Bad Astronomy

Digging Out

As I write this, in my home in Boulder, Colorado, the snow outside my window is gently falling. The day has been particularly quiet; the snow has kept noises subdued. It’s over 30 centimeters deep in some places, with more coming tonight and over the next few days. I’ve already had to shovel my driveway twice. I expect I’ll be doing it many more times in the coming week.

Meanwhile, across the country, we’re still looking for answers in the aftermath of two explosions that rocked an event where people had gathered to cheer each other on. The explosions weren’t particularly powerful, but they were powerful enough.

I don’t have any more insight on this than anyone else. No one knows why this happened, or how it is that circumstances could even lead to such a thing—at least, no one knows yet.

Still, some facts did emerge as time went on; not about the lead-up to the event, but about the aftermath. Along with the terrible injuries and deaths, there was some more heartening news. People were seen rushing toward the explosions, not away; heading into danger to help. People in Boston were on Twitter offering assistance: a place to stay, a place to warm up, a place to get food and water. Others donated blood, until the Red Cross had to tweet and say they had enough (but please, wait a few days and then donate, since the current supply will run low soon).

During that mix of news my attention was drawn to a series of people on Twitter saying, “Meanwhile in Iraq, 50 killed and 300 injured in bomb attacks today,” with a link to a news story about it. Certainly that is a bigger event in terms of sheer magnitude, and what’s been happening there has been going on for years, making the enormity of it difficult to grasp. And while it can be hard to know the exact intent of the people tweeting that, it does seem like they were trying to put the Boston story into a global perspective, a sly if snide dig at American isolationism and narcissism.

Fair enough. But that’s not the only way to see it. To me, that also shows that ideologically driven human-made horror is, simply, everywhere. We cringe at bigger numbers, at bigger events, but perhaps, in the end, all horror is local. Something nearby will seem bigger because it literally hits home. Comparing it with ongoing, larger horror does nothing to lessen the impact.

And it doesn’t change the fact that while it probably only took a few people to cause the damage in Boston, a far, far larger number rushed in after to help.

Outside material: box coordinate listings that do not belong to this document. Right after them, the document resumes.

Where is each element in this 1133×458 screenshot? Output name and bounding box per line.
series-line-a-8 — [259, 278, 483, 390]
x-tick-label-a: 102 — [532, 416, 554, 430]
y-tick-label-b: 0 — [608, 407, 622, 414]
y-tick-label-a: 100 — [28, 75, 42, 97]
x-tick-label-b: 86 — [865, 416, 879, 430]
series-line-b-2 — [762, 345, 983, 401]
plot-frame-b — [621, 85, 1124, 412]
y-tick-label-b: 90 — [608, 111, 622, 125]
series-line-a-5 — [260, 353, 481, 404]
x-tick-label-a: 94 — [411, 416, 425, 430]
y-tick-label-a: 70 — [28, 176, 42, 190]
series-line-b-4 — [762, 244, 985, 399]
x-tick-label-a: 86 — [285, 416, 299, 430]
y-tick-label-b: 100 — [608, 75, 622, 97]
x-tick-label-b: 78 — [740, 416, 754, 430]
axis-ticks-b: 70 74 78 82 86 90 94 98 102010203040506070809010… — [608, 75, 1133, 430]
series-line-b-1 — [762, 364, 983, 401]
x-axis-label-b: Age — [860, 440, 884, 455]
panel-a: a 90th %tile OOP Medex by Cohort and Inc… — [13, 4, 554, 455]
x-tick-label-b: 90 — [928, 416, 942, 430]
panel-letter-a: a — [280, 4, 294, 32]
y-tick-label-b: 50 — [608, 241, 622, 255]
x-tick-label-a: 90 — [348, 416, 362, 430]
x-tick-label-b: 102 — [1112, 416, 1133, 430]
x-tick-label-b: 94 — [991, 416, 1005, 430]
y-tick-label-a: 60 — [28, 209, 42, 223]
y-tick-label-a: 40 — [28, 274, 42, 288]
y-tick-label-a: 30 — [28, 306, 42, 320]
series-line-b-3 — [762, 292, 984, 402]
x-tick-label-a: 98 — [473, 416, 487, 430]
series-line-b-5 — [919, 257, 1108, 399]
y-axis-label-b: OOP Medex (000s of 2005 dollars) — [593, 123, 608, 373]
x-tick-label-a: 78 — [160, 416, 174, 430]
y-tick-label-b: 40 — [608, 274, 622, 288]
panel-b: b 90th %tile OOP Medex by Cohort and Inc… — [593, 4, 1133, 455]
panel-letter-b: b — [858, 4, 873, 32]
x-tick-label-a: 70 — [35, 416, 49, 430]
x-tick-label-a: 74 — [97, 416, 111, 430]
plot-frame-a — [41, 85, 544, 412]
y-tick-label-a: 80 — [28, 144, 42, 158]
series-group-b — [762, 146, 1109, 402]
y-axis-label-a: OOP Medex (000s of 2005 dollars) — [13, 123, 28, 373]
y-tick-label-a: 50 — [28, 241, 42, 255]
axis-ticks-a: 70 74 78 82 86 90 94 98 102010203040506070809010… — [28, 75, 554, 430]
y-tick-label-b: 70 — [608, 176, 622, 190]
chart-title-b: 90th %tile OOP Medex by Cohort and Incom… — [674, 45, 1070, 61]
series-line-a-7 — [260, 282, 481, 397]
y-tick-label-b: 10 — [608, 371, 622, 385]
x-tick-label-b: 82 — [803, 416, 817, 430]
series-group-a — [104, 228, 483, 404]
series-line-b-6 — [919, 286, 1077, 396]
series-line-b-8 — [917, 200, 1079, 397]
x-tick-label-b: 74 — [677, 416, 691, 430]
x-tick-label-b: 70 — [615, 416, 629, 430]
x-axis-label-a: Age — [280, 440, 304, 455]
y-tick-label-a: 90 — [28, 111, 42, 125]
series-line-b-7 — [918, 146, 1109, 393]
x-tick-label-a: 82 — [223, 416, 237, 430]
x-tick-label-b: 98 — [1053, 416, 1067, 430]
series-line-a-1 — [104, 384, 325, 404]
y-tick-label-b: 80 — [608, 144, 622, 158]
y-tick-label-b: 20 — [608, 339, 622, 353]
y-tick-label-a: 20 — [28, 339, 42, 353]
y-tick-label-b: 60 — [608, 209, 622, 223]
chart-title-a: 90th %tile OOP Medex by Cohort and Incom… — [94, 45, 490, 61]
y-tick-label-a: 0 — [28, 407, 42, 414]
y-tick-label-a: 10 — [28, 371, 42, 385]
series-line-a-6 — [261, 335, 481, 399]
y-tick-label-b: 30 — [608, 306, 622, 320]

I was thinking about all this as I watched the snow fall past my window. It occurred to me, somewhat randomly and spontaneously, that this snowstorm must be huge. It’s been snowing all day, and will continue for several more. I found the GOES satellite view of the United States, and the system truly is enormous, a thousand kilometers across, and still being fed by Pacific moisture. The amount of water in the air above the western states must be measured in the billions of tons, hundreds of billions.

That fact made me reel. It’s a huge number, impossible to grasp. I continued looking out my window, thinking of the comparatively small amount of snow settling onto my yard, belying the immensity of the cloud above.

Either way, that snow is here, and more is coming. All of us are still going to have to shovel ourselves out from underneath it.

Satellite map of the midwest snowstorm
GOES infrared map of the snowstorm over the midwest, taken at 01:00 UTC on Apr. 15, 2013.